Updated: Oct 10
As COVID-19 continues to affect lives and livelihoods around the world, we have witnessed the economic consequences of the pandemic having a regressive effect on gender equality. This article will be discussing whether the pandemic could be a catalyst for gender equality, or have the inverse effect of diminishing the cause of equal pay and gender responsibilities regarding family and work.
Research has shown that women in the western world generally split household bills equally with their partners and take on the majority of domestic chores, in addition to being primary caregivers. As a result of the pandemic, with schooling being halted, this has consequently left women demotivated and behind on their own business initiatives.At the beginning of the pandemic, working from home potentially meant domestic responsibilities would be split more equally between couples. Studies of working parents’ lives during Covid-19 have shown that a disproportionate share of the burden is actually falling on women. In Australia, the provisional results of a survey by the University of Melbourne suggest that in households with children, parents are putting in an extra six hours a day of supervision, with women taking on more than two-thirds of the extra time. It’s difficult to avoid the conclusion that Covid-19 has the potential to be a catastrophe for equality.
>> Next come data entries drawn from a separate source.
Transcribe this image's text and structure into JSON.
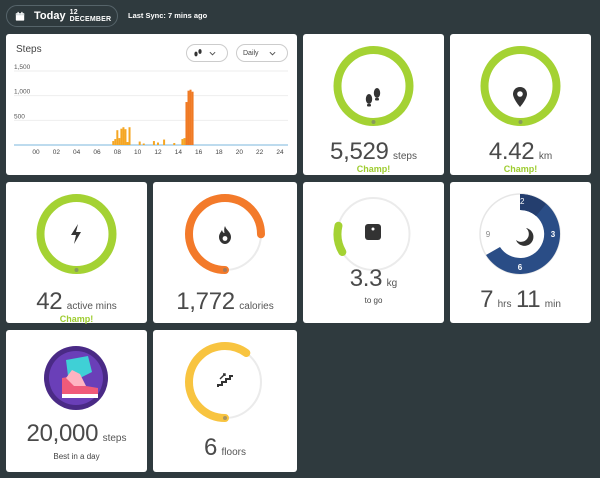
{
  "header": {
    "today_label": "Today",
    "date": "12 DECEMBER",
    "last_sync": "Last Sync: 7 mins ago"
  },
  "steps_chart": {
    "title": "Steps",
    "metric_dropdown_icon": "footsteps-icon",
    "period_dropdown": "Daily"
  },
  "chart_data": {
    "type": "bar",
    "title": "Steps",
    "ylim": [
      0,
      1600
    ],
    "yticks": [
      "1,500",
      "1,000",
      "500"
    ],
    "xticks": [
      "00",
      "02",
      "04",
      "06",
      "08",
      "10",
      "12",
      "14",
      "16",
      "18",
      "20",
      "22",
      "24"
    ],
    "x_unit": "hour",
    "bars": [
      {
        "x": 7.6,
        "value": 80,
        "color": "#f5a623"
      },
      {
        "x": 7.8,
        "value": 120,
        "color": "#f5a623"
      },
      {
        "x": 8.0,
        "value": 300,
        "color": "#f5a623"
      },
      {
        "x": 8.2,
        "value": 140,
        "color": "#f5a623"
      },
      {
        "x": 8.4,
        "value": 330,
        "color": "#f5a623"
      },
      {
        "x": 8.6,
        "value": 360,
        "color": "#f5a623"
      },
      {
        "x": 8.8,
        "value": 320,
        "color": "#f5a623"
      },
      {
        "x": 9.0,
        "value": 60,
        "color": "#f5a623"
      },
      {
        "x": 9.2,
        "value": 360,
        "color": "#f5a623"
      },
      {
        "x": 10.2,
        "value": 70,
        "color": "#f5a623"
      },
      {
        "x": 10.6,
        "value": 30,
        "color": "#f5a623"
      },
      {
        "x": 11.6,
        "value": 80,
        "color": "#f5a623"
      },
      {
        "x": 12.0,
        "value": 50,
        "color": "#f5a623"
      },
      {
        "x": 12.6,
        "value": 110,
        "color": "#f5a623"
      },
      {
        "x": 13.6,
        "value": 40,
        "color": "#f5a623"
      },
      {
        "x": 14.4,
        "value": 120,
        "color": "#f5a623"
      },
      {
        "x": 14.6,
        "value": 140,
        "color": "#f5a623"
      },
      {
        "x": 14.8,
        "value": 870,
        "color": "#f07a24"
      },
      {
        "x": 15.0,
        "value": 1100,
        "color": "#f07a24"
      },
      {
        "x": 15.2,
        "value": 1120,
        "color": "#f07a24"
      },
      {
        "x": 15.4,
        "value": 1080,
        "color": "#f07a24"
      }
    ]
  },
  "tiles": {
    "steps": {
      "value": "5,529",
      "unit": "steps",
      "badge": "Champ!",
      "icon": "footsteps-icon",
      "progress": 1.0,
      "color": "#a4d233"
    },
    "distance": {
      "value": "4.42",
      "unit": "km",
      "badge": "Champ!",
      "icon": "location-pin-icon",
      "progress": 1.0,
      "color": "#a4d233"
    },
    "active": {
      "value": "42",
      "unit": "active mins",
      "badge": "Champ!",
      "icon": "lightning-icon",
      "progress": 1.0,
      "color": "#a4d233"
    },
    "calories": {
      "value": "1,772",
      "unit": "calories",
      "icon": "flame-icon",
      "progress": 0.75,
      "color": "#f37a2a"
    },
    "weight": {
      "value": "3.3",
      "unit": "kg",
      "sub": "to go",
      "icon": "scale-icon",
      "progress": 0.12,
      "color": "#a4d233"
    },
    "sleep": {
      "hours": "7",
      "hours_unit": "hrs",
      "mins": "11",
      "mins_unit": "min",
      "icon": "moon-icon",
      "clock_labels": [
        "12",
        "3",
        "6",
        "9"
      ],
      "color": "#2a4d86"
    },
    "best": {
      "value": "20,000",
      "unit": "steps",
      "sub": "Best in a day",
      "icon": "sneaker-badge-icon"
    },
    "floors": {
      "value": "6",
      "unit": "floors",
      "icon": "stairs-icon",
      "progress": 0.6,
      "color": "#f8c440"
    }
  }
}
Moreover, it seems income is a key factor in exploring how pervasive this dual expectation truly is. Scientists from the universities of Oxford, Cambridge and Zurich during March and April this year showed that working women in the UK, Germany and the US did more childcare across all wage brackets, compared to men with similar earnings. With this in mind, it seems that with the burden of familial responsibilities taken on by women being exacerbated across the spectrum, this will only make it harder to dismantle, and could only be truly addressed with a vaccine and greater economic stability.
Research has also shown women are often the ones to give up their jobs due to having lower salaries. For instance, in the EU, women earn an average 16% less an hour than men, while the figure rises to 18% in the US. Women are also more likely to work part-time, largely due to existing family responsibilities.
This research tells us that, although the pressures of the pandemic have forced women to perform paradigmatic traditional roles at home, modernity and the demands of society asks them to undertake a financial role too in the running of the household. This dual expectation often leads to complications for equality. Campaign groups such as ‘Pregnant then Screwed’ have drawn attention to issues regarding maternity leave, particularly in the lead-up to the crisis. The group has focused its efforts on the lack of financial support packages awarded to self-employed mothers. With packages for self-employed workers based on average profits per year, this means that periods of maternity leave have largely been dismissed or disregarded. Therefore, with the pandemic seeming to aggravate existing structural flaws, this period should instead be used to resolve these inherent difficulties to order to make unemployment an issue of personal choice, as opposed to a decision forced upon due to a lack of government support.
There are, however, indicators of hope for gender equality. Although women are still primarily discharging housework and childcare duties, there is evidence suggesting that men, at least in the West, have increased their responsibilities since Covid-19 hit. This can largely be explored through unpublished research from academics at three Canadian universities, concluding that more than 40% of fathers said they were cooking more, while around 30% reported that they had improved the amount of time they spent on laundry and cleaning. More so, research from these universities also determined that chores within families had become more equally split.
There are signs businesses can potentially administer lessons from Covid-19 in order to implement factors that in turn, would foster a working environment that could catalyze the cause of gender equality. Flexibility, for instance, a notion that was not necessarily mainstream before the crisis, has now become pivotal. This will certainly improve how work can be done at home without the added restrictions on time spent commuting, and standard ‘clock-in’, ‘clock-out’ hours.
Clearly any discussions within the business community need to dovetail with greater government efforts to lay the foundation for equal opportunities within the labor market. Employment protection laws for those on zero-hour or very flexible contracts, and expanding parental leave opportunities for women as well as men is imperative in order to set the tone for a mutually beneficial work and home environment.
An increased level of debate surrounding existing inequalities is an important first step. This should clearly be accompanied at the micro intra-relationship level with ongoing discussions about gender assignment of roles.
For instance, researchers from the Boston Consulting Group, which surveyed more than 3,000 people in the US and Europe, found that working women spend an average of 15 hours a week more on unpaid domestic labor than men.